The conservative website Hot Air celebrated the latter possibility when Price’s nomination was announced in November. “Fortunately for all of us, most of the sore spots on the HHS and FDA regulatory front don’t require cooperation from Congress or the courts,” the site said, pointing to regulations on cigars and electronic cigarettes. “These are things which can essentially be tidied up with a stroke of the pen once Trump and Price are in office.”

Price has benefited from numerous tobacco industry donations during his political career. Back when he was a state legislator in Georgia in 1998, Philip Morris gave Price’s campaign $300. More recently, the PAC for Altria Group, parent company to Philip Morris, donated $18,000 to Price’s congressional campaigns. From 2008 to 2012, Price also received $19,000 from the PAC of RJ Reynolds, the company behind Camel and other cigarette brands.

Price’s office did not respond to a request for comment.

Sen. Al Franken (D-Minn) raised concerns about Price’s personal investments in tobacco companies during his confirmation hearing last month. According to Price’s financial disclosure forms, he sold off 768 shares in Altria and Philip Morris International for $37,000 in 2012. (Altria owns the American Phillip Morris brand. Phillip Morris International has been a separate company since 2008.) Franken started by asking Price to identify the “leading cause of preventable death” and then informed him that it was smoking.

“That hits home,” Price replied. “I lost my dad, who was a Lucky Strike smoker from World War II, to emphysema. He prided himself on the fact that he never smoked a cigarette with a filter for years and years.”

Franken expressed surprise that Price, a physician, would invest in products that lead to the deaths of about 480,000 people in the country each year. “Congressman Price, you’re a physician, which means you took the Hippocratic oath, a pledge to do no harm,” Franken said. “How do you square reaping personal financial gain from the sales of an addictive product that kills millions of Americans every decade with also voting against measures to reduce the death toll inflicted by tobacco?”
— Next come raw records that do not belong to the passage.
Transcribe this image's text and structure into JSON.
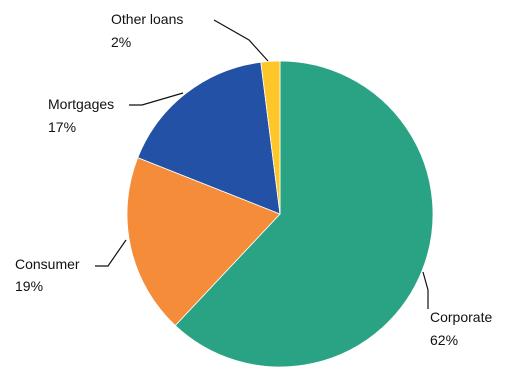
{
  "chart_data": {
    "type": "pie",
    "start_angle_deg": 0,
    "direction": "clockwise",
    "slices": [
      {
        "name": "Corporate",
        "value": 62,
        "value_label": "62%",
        "color": "#2aa384"
      },
      {
        "name": "Consumer",
        "value": 19,
        "value_label": "19%",
        "color": "#f58c3a"
      },
      {
        "name": "Mortgages",
        "value": 17,
        "value_label": "17%",
        "color": "#2251a6"
      },
      {
        "name": "Other loans",
        "value": 2,
        "value_label": "2%",
        "color": "#ffc629"
      }
    ]
  }
}
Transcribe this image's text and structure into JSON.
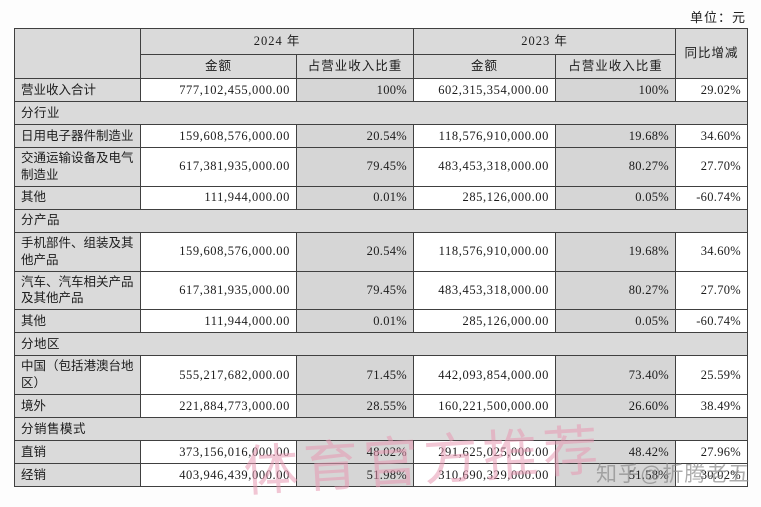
{
  "meta": {
    "unit_label": "单位：元"
  },
  "table": {
    "header": {
      "year_2024": "2024 年",
      "year_2023": "2023 年",
      "yoy": "同比增减",
      "amount_2024": "金额",
      "ratio_2024": "占营业收入比重",
      "amount_2023": "金额",
      "ratio_2023": "占营业收入比重"
    },
    "rows": [
      {
        "type": "data",
        "label": "营业收入合计",
        "a24": "777,102,455,000.00",
        "r24": "100%",
        "a23": "602,315,354,000.00",
        "r23": "100%",
        "yoy": "29.02%"
      },
      {
        "type": "section",
        "label": "分行业"
      },
      {
        "type": "data",
        "label": "日用电子器件制造业",
        "a24": "159,608,576,000.00",
        "r24": "20.54%",
        "a23": "118,576,910,000.00",
        "r23": "19.68%",
        "yoy": "34.60%"
      },
      {
        "type": "data",
        "label": "交通运输设备及电气制造业",
        "a24": "617,381,935,000.00",
        "r24": "79.45%",
        "a23": "483,453,318,000.00",
        "r23": "80.27%",
        "yoy": "27.70%"
      },
      {
        "type": "data",
        "label": "其他",
        "a24": "111,944,000.00",
        "r24": "0.01%",
        "a23": "285,126,000.00",
        "r23": "0.05%",
        "yoy": "-60.74%"
      },
      {
        "type": "section",
        "label": "分产品"
      },
      {
        "type": "data",
        "label": "手机部件、组装及其他产品",
        "a24": "159,608,576,000.00",
        "r24": "20.54%",
        "a23": "118,576,910,000.00",
        "r23": "19.68%",
        "yoy": "34.60%"
      },
      {
        "type": "data",
        "label": "汽车、汽车相关产品及其他产品",
        "a24": "617,381,935,000.00",
        "r24": "79.45%",
        "a23": "483,453,318,000.00",
        "r23": "80.27%",
        "yoy": "27.70%"
      },
      {
        "type": "data",
        "label": "其他",
        "a24": "111,944,000.00",
        "r24": "0.01%",
        "a23": "285,126,000.00",
        "r23": "0.05%",
        "yoy": "-60.74%"
      },
      {
        "type": "section",
        "label": "分地区"
      },
      {
        "type": "data",
        "label": "中国（包括港澳台地区）",
        "a24": "555,217,682,000.00",
        "r24": "71.45%",
        "a23": "442,093,854,000.00",
        "r23": "73.40%",
        "yoy": "25.59%"
      },
      {
        "type": "data",
        "label": "境外",
        "a24": "221,884,773,000.00",
        "r24": "28.55%",
        "a23": "160,221,500,000.00",
        "r23": "26.60%",
        "yoy": "38.49%"
      },
      {
        "type": "section",
        "label": "分销售模式"
      },
      {
        "type": "data",
        "label": "直销",
        "a24": "373,156,016,000.00",
        "r24": "48.02%",
        "a23": "291,625,025,000.00",
        "r23": "48.42%",
        "yoy": "27.96%"
      },
      {
        "type": "data",
        "label": "经销",
        "a24": "403,946,439,000.00",
        "r24": "51.98%",
        "a23": "310,690,329,000.00",
        "r23": "51.58%",
        "yoy": "30.02%"
      }
    ]
  },
  "watermarks": {
    "pink_text": "体育官方推荐",
    "zhihu_text": "知乎@折腾老五"
  }
}
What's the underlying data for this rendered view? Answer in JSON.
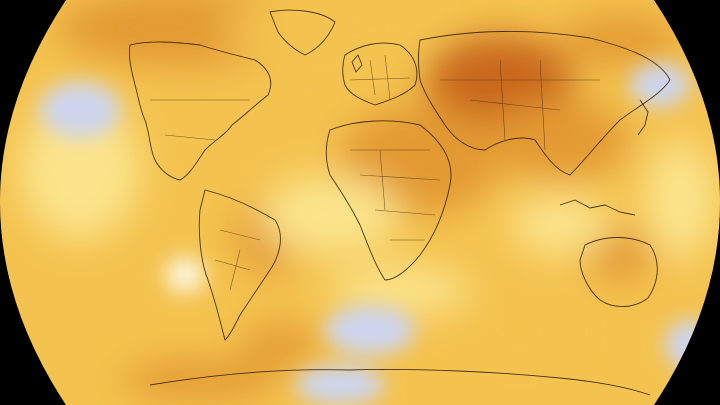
{
  "map": {
    "projection": "Robinson",
    "background_color": "#000000",
    "palette": {
      "cool": "#cdd5ee",
      "neutral": "#fbf6dc",
      "light_warm": "#fbe48c",
      "warm": "#f4c34f",
      "hot": "#e39a32",
      "hottest": "#c9681f"
    },
    "icons": [
      "coastline-outlines",
      "country-borders"
    ]
  }
}
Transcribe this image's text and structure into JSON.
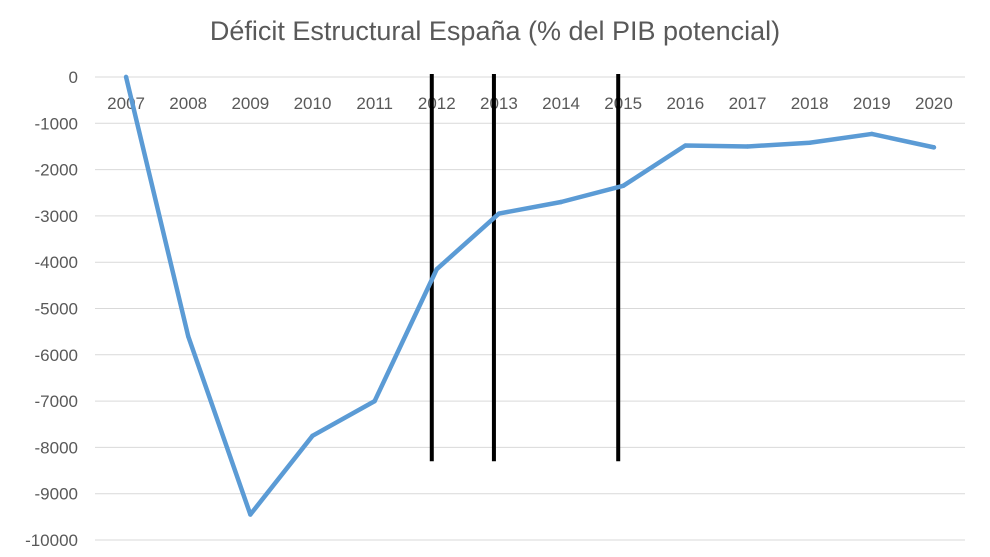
{
  "chart_data": {
    "type": "line",
    "title": "Déficit Estructural España (% del PIB potencial)",
    "xlabel": "",
    "ylabel": "",
    "categories": [
      "2007",
      "2008",
      "2009",
      "2010",
      "2011",
      "2012",
      "2013",
      "2014",
      "2015",
      "2016",
      "2017",
      "2018",
      "2019",
      "2020"
    ],
    "series": [
      {
        "name": "Déficit estructural",
        "values": [
          0,
          -5600,
          -9450,
          -7750,
          -7000,
          -4150,
          -2950,
          -2700,
          -2350,
          -1480,
          -1500,
          -1420,
          -1230,
          -1520
        ]
      }
    ],
    "ylim": [
      -10000,
      0
    ],
    "yticks": [
      0,
      -1000,
      -2000,
      -3000,
      -4000,
      -5000,
      -6000,
      -7000,
      -8000,
      -9000,
      -10000
    ],
    "x_axis_position": "top",
    "grid": true,
    "legend": "none",
    "line_color": "#5b9bd5",
    "marker_line_color": "#000000",
    "vertical_markers": [
      {
        "year": "2012",
        "from": 0,
        "to": -8300
      },
      {
        "year": "2013",
        "from": 0,
        "to": -8300
      },
      {
        "year": "2015",
        "from": 0,
        "to": -8300
      }
    ]
  }
}
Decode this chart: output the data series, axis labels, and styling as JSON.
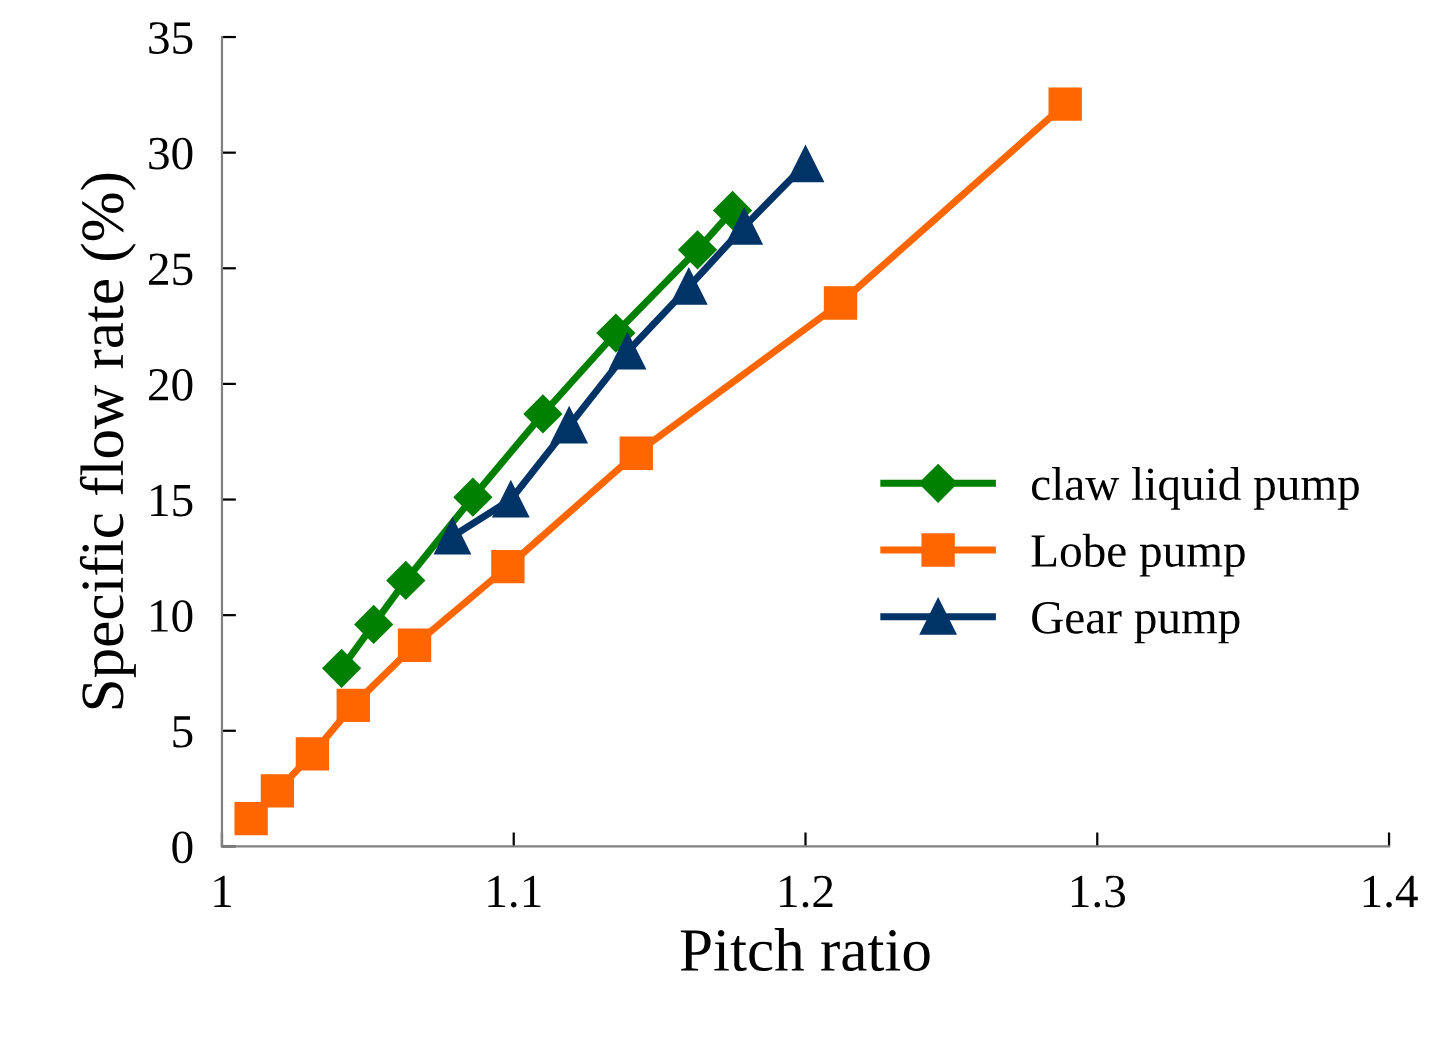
{
  "chart_data": {
    "type": "line",
    "xlabel": "Pitch ratio",
    "ylabel": "Specific flow rate (%)",
    "xlim": [
      1,
      1.4
    ],
    "xticks": [
      1,
      1.1,
      1.2,
      1.3,
      1.4
    ],
    "ylim": [
      0,
      35
    ],
    "yticks": [
      0,
      5,
      10,
      15,
      20,
      25,
      30,
      35
    ],
    "grid": false,
    "legend": "right",
    "line_style": "solid",
    "series": [
      {
        "name": "claw liquid pump",
        "color": "#008000",
        "marker": "diamond",
        "x": [
          1.041,
          1.052,
          1.063,
          1.086,
          1.11,
          1.135,
          1.163,
          1.175
        ],
        "values": [
          7.7,
          9.6,
          11.5,
          15.1,
          18.7,
          22.2,
          25.8,
          27.5
        ]
      },
      {
        "name": "Lobe pump",
        "color": "#ff6600",
        "marker": "square",
        "x": [
          1.01,
          1.019,
          1.031,
          1.045,
          1.066,
          1.098,
          1.142,
          1.212,
          1.289
        ],
        "values": [
          1.2,
          2.4,
          4.0,
          6.1,
          8.7,
          12.1,
          17.0,
          23.5,
          32.1
        ]
      },
      {
        "name": "Gear pump",
        "color": "#003366",
        "marker": "triangle",
        "x": [
          1.079,
          1.099,
          1.119,
          1.139,
          1.16,
          1.179,
          1.2
        ],
        "values": [
          13.4,
          15.0,
          18.2,
          21.4,
          24.2,
          26.8,
          29.5
        ]
      }
    ]
  }
}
“It’s a curious observation,” Price responded, claiming that he had “no idea” about the stocks he owned; he suggested that they were purchased by a mutual fund or pension plan he had invested in. The tobacco investments were publicly disclosed in his financial report, and at other points in his hearing he acknowledged that he had the ability to direct his stock broker on other investments he held.

“I find it very hard to believe that you did not know that you had tobacco stocks,” Franken responded.